CMR Search Page Tools


CMR Search Page: This page lists the tools available for searching the CMR database including annotation, EC #, HMM, COG, and role category searches.

CMR Search Tool: This tool allows the user to search the CMR database based on different criteria including:
    The Annotation Search Tool - search for a string in the annotation of a genome, this includes searches of the loci names, gene symbols, and common names of the genomes selected. You can choose to search either the Primary or the TIGR annotation, but the default is to search both. When you are done making your selections hit the "Submit" button. All searches are case independent.
    The SWISS-PROT/TrEMBL Search Tool - find any genes from the selected genomes with a specific SWISS-PROT or TrEMBL accession. You can choose to search either the Primary or the TIGR annotation, but the default is to search both. When you are done making your selections hit the "Submit" button. All searches are case independent.
    The GenBank Search Tool - find any genes from the selected genomes with a specific GenBank accession. You can choose to search either the Primary or the TIGR annotation, but the default is to search both. When you are done making your selections hit the "Submit" button. All searches are case independent.
    The EcoCyc Search Tool - find any genes from the selected genomes with a specific EcoCyc accession. You can choose to search either the Primary or the TIGR annotation, but the default is to search both. When you are done making your selections hit the "Submit" button. All searches are case independent.
    The Enzyme Commission (EC) Number Search - lists all genes from the selected genomes that are assigned a specific EC Number. You can choose to search either the Primary or the TIGR annotation, but the default is to search both. When you are done making your selections hit the "Submit" button. All searches are case independent.
    The Gene Ontology (GO) Search Tool - lists all genes from the selected genomes that are assigned a specific GO Term. You can choose to search either the Primary or the TIGR annotation, but the default is to search both. When you are done making your selections hit the "Submit" button. All searches are case independent.
    The TIGRFAM/Pfam Search Tool - lists all genes from the selected genomes that hit a specific HMM, either TIGRFAM or Pfam. You can choose to search either the Primary or the TIGR annotation, but the default is to search both. When you are done making your selections hit the "Submit" button. All searches are case independent.
    The Clusters of Orthologous Groups of proteins (COGs) Search Tool - lists all genes from the selected genomes that hit a specific NCBI COG. You can choose to search either the Primary or the TIGR annotation, but the default is to search both. When you are done making your selections hit the "Submit" button. All searches are case independent.
    The Interpro Search Tool - lists all genes from the selected genomes that hit a specific Interpro accession number. You can choose to search either the Primary or the TIGR annotation, but the default is to search both. When you are done making your selections hit the "Submit" button. All searches are case independent.
    The PROSITE Search Tool - lists all genes from the selected genomes that hit a specific PROSITE accession number. You can choose to search either the Primary or the TIGR annotation, but the default is to search both. When you are done making your selections hit the "Submit" button. All searches are case independent.

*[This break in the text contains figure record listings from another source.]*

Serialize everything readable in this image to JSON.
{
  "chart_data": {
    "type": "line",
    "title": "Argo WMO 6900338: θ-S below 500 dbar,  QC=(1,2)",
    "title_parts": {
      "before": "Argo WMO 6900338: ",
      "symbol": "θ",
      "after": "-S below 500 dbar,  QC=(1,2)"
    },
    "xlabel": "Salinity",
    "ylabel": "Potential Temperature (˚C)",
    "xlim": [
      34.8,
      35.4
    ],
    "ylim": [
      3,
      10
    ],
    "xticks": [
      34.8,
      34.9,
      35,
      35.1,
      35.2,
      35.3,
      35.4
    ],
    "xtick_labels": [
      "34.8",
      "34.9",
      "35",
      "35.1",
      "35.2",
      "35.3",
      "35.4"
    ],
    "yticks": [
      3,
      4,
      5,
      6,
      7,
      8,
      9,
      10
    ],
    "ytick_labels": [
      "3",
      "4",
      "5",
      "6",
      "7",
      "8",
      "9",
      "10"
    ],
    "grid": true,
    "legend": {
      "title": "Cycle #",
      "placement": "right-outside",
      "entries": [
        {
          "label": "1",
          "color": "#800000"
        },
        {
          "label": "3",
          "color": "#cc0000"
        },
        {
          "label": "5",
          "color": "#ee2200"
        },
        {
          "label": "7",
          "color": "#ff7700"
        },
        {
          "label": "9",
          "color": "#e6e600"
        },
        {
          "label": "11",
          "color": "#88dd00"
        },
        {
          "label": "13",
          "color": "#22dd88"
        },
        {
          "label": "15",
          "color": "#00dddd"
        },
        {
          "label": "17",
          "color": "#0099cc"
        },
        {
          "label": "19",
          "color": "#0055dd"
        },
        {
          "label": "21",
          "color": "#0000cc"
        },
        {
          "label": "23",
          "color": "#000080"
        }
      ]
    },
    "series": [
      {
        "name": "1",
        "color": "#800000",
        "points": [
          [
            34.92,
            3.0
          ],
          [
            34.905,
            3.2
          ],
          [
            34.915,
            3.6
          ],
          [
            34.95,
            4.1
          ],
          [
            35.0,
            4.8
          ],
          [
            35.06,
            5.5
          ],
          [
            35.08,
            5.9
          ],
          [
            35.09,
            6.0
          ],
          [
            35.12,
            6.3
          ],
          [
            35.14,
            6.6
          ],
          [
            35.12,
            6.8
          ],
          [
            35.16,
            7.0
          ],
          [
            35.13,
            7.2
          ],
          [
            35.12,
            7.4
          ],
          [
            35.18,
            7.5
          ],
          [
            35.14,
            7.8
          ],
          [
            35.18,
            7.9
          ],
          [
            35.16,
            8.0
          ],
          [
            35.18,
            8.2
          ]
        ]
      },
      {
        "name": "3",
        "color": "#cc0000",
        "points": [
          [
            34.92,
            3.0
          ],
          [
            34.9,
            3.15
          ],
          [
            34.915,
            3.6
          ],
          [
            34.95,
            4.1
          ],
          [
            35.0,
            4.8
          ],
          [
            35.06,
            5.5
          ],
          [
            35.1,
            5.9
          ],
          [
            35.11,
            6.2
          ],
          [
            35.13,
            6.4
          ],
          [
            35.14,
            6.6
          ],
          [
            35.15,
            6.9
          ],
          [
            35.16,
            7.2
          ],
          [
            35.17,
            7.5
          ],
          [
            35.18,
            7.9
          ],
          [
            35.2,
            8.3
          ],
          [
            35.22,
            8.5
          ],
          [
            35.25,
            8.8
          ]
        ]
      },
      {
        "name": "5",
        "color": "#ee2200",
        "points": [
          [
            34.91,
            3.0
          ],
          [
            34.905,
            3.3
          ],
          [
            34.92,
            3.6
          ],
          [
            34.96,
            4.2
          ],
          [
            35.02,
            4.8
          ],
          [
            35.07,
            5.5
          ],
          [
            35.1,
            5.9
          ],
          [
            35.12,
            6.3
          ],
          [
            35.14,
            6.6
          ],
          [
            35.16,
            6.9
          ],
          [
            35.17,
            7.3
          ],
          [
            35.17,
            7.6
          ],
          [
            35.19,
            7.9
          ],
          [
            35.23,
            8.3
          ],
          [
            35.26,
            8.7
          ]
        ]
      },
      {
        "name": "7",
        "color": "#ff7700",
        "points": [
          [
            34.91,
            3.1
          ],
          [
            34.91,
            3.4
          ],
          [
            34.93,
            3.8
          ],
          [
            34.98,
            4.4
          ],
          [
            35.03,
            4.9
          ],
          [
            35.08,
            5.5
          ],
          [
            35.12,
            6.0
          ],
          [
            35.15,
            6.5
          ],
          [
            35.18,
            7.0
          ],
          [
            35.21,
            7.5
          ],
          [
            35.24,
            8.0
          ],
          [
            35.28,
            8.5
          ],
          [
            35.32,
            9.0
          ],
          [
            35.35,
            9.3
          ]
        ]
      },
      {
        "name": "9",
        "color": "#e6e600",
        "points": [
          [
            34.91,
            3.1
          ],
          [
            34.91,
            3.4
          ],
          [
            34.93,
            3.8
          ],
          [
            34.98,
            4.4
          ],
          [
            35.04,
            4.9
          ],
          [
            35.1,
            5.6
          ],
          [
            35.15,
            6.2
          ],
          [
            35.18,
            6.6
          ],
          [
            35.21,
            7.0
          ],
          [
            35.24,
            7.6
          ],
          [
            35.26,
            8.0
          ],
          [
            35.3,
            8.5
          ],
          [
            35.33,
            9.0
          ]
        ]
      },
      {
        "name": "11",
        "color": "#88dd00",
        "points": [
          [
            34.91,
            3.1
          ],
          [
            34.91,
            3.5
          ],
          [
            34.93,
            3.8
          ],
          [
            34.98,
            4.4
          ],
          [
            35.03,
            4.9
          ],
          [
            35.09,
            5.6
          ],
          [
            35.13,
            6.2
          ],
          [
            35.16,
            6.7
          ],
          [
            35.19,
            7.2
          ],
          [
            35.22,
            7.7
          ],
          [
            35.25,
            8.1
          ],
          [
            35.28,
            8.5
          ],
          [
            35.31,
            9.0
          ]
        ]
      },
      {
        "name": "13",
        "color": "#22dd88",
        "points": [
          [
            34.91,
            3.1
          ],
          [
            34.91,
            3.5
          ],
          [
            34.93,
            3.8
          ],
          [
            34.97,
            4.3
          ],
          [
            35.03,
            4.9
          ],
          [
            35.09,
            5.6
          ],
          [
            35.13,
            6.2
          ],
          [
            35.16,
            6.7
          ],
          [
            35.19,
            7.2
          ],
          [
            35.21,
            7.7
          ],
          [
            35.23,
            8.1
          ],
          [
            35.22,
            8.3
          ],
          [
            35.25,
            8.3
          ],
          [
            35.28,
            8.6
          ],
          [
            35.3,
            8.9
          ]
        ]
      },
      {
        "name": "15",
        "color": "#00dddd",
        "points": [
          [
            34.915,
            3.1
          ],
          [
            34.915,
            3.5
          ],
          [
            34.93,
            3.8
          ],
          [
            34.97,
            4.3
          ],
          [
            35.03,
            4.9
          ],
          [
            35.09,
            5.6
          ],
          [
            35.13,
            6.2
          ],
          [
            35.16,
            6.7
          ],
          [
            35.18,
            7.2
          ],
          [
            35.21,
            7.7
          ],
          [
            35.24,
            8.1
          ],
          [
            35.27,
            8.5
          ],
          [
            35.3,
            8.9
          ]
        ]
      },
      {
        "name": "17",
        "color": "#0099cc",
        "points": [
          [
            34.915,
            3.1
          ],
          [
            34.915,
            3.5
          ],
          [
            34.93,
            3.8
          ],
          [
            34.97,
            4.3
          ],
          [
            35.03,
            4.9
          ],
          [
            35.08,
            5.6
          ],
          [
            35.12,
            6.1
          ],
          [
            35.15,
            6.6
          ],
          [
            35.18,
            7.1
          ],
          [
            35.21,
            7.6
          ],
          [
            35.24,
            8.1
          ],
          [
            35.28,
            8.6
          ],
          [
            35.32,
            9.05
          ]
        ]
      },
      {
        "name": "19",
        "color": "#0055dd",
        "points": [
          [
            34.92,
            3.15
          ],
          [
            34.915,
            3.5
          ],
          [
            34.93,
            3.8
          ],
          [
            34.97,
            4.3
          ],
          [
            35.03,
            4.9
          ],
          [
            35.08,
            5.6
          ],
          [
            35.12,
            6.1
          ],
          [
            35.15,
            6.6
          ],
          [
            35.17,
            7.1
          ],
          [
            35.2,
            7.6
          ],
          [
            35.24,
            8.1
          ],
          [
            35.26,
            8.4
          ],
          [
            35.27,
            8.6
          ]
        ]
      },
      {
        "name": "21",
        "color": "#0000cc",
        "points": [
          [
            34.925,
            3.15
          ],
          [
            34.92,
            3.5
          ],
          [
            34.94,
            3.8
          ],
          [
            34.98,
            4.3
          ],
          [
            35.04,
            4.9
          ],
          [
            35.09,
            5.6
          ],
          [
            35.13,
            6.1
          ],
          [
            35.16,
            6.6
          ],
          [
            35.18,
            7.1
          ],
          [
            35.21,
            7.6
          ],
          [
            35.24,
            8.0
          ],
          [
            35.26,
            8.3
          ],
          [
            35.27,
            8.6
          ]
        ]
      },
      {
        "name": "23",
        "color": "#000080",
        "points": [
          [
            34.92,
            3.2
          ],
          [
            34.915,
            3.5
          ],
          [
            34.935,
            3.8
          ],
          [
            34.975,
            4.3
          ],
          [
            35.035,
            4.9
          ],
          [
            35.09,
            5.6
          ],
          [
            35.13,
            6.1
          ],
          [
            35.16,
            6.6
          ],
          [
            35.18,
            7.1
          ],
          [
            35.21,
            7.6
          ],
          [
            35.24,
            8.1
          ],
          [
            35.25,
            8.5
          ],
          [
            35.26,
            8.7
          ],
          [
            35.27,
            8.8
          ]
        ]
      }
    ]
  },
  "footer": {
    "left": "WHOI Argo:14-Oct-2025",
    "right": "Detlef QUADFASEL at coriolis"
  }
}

EGAD Search: Shows description of given EGAD, including name, nucleotide and protein information, and accession information used to derive EGAD term. .

The Role Category Search Tool: This tool lists all genes assigned one or more TIGR role categories for the selected genome(s). To select the roles first click on a mainrole category. Next click on the subrole category of interest and use the "Add" button to add this subrole category to your list. You can choose to search either the Primary or the TIGR annotation. When you are done making your selections hit the "Submit" button.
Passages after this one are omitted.